While I cannot affirm that all life is suffering, I can affirm that all life involves suffering. But suffering doesn’t have to be bad, evil, or — as Frankl points out — meaningless.
A lot of times, when people say things like, “All I want is to be happy, but all life gives to me is crap,” what they don’t realize is that life keeps giving them crap because they’re fishing in a sewer. You can’t expect diamonds and cast your line into a cesspool. Diamonds require digging in a diamond mine. And digging in a diamond mine is work. It is active. Fishing, on the other hand, is passive. You cast out a line and wait for a bite. Passively allowing life to give to you rather than you going out and actively searching, digging for meaning means that you cannot complain when you pull in a turd.
Maybe this isn’t exactly how Viktor Frankl would put it, least of all to a suicidal victim of genocidal imprisonment, but this a reflection, not a recapitulation.
Another problem that’s inherent in making the claim that all suffering is avoidable and meaningless is that it turns everyone who believes that claim into a victim (at least in their own minds). I do not intend any political or social meanings to that assertion, although there are political and social applications. I’m talking more about individuals, as is Frankl. And the problem with this line of thinking is that, if one is a victim in this context, then the perpetrator is life itself.
How can there be a solution to that?
Turning to the political and social overtones that, in 2019, nobody can avoid seeing in this discussion, if we continue to find ever more discrete categorizations of victimhood and society is the perpetrator, what’s the solution to that?

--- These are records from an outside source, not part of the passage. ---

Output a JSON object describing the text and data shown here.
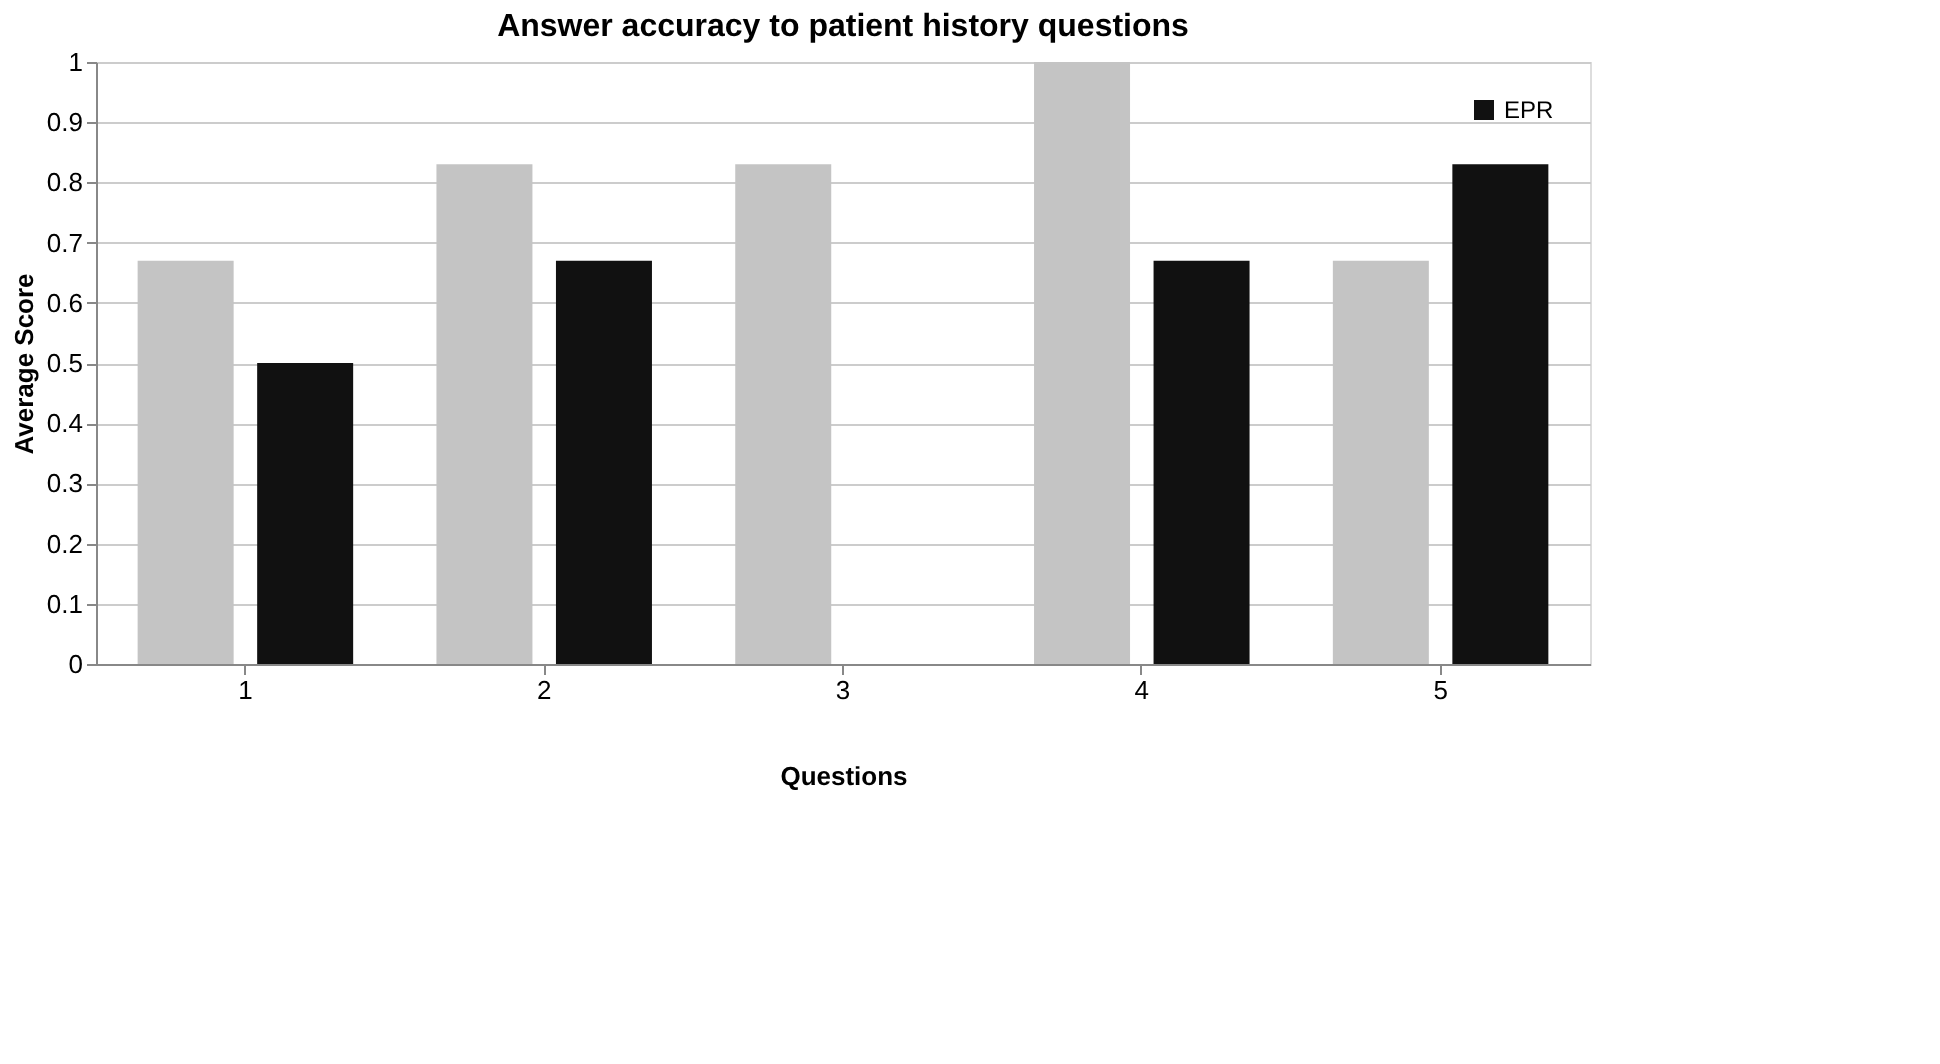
{
  "chart_data": {
    "type": "bar",
    "title": "Answer accuracy to patient history questions",
    "xlabel": "Questions",
    "ylabel": "Average Score",
    "categories": [
      "1",
      "2",
      "3",
      "4",
      "5"
    ],
    "series": [
      {
        "color": "#c4c4c4",
        "values": [
          0.67,
          0.83,
          0.83,
          1.0,
          0.67
        ]
      },
      {
        "name": "EPR",
        "color": "#111111",
        "values": [
          0.5,
          0.67,
          0,
          0.67,
          0.83
        ]
      }
    ],
    "ylim": [
      0,
      1
    ],
    "yticks": [
      0,
      0.1,
      0.2,
      0.3,
      0.4,
      0.5,
      0.6,
      0.7,
      0.8,
      0.9,
      1
    ],
    "grid": "y",
    "legend": "top right"
  }
}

In both instances, I can’t help but think that there are only two alternatives. The first is some form of nihilism in which one simply concedes that meaning is impossible or nonexistent — neither human life nor human culture and civilization has any meaning. The second is to stop fishing and start digging. If life has been giving you turds at the end of your line, then drop your pole, pick up a shovel, and resolve to give back diamonds in return.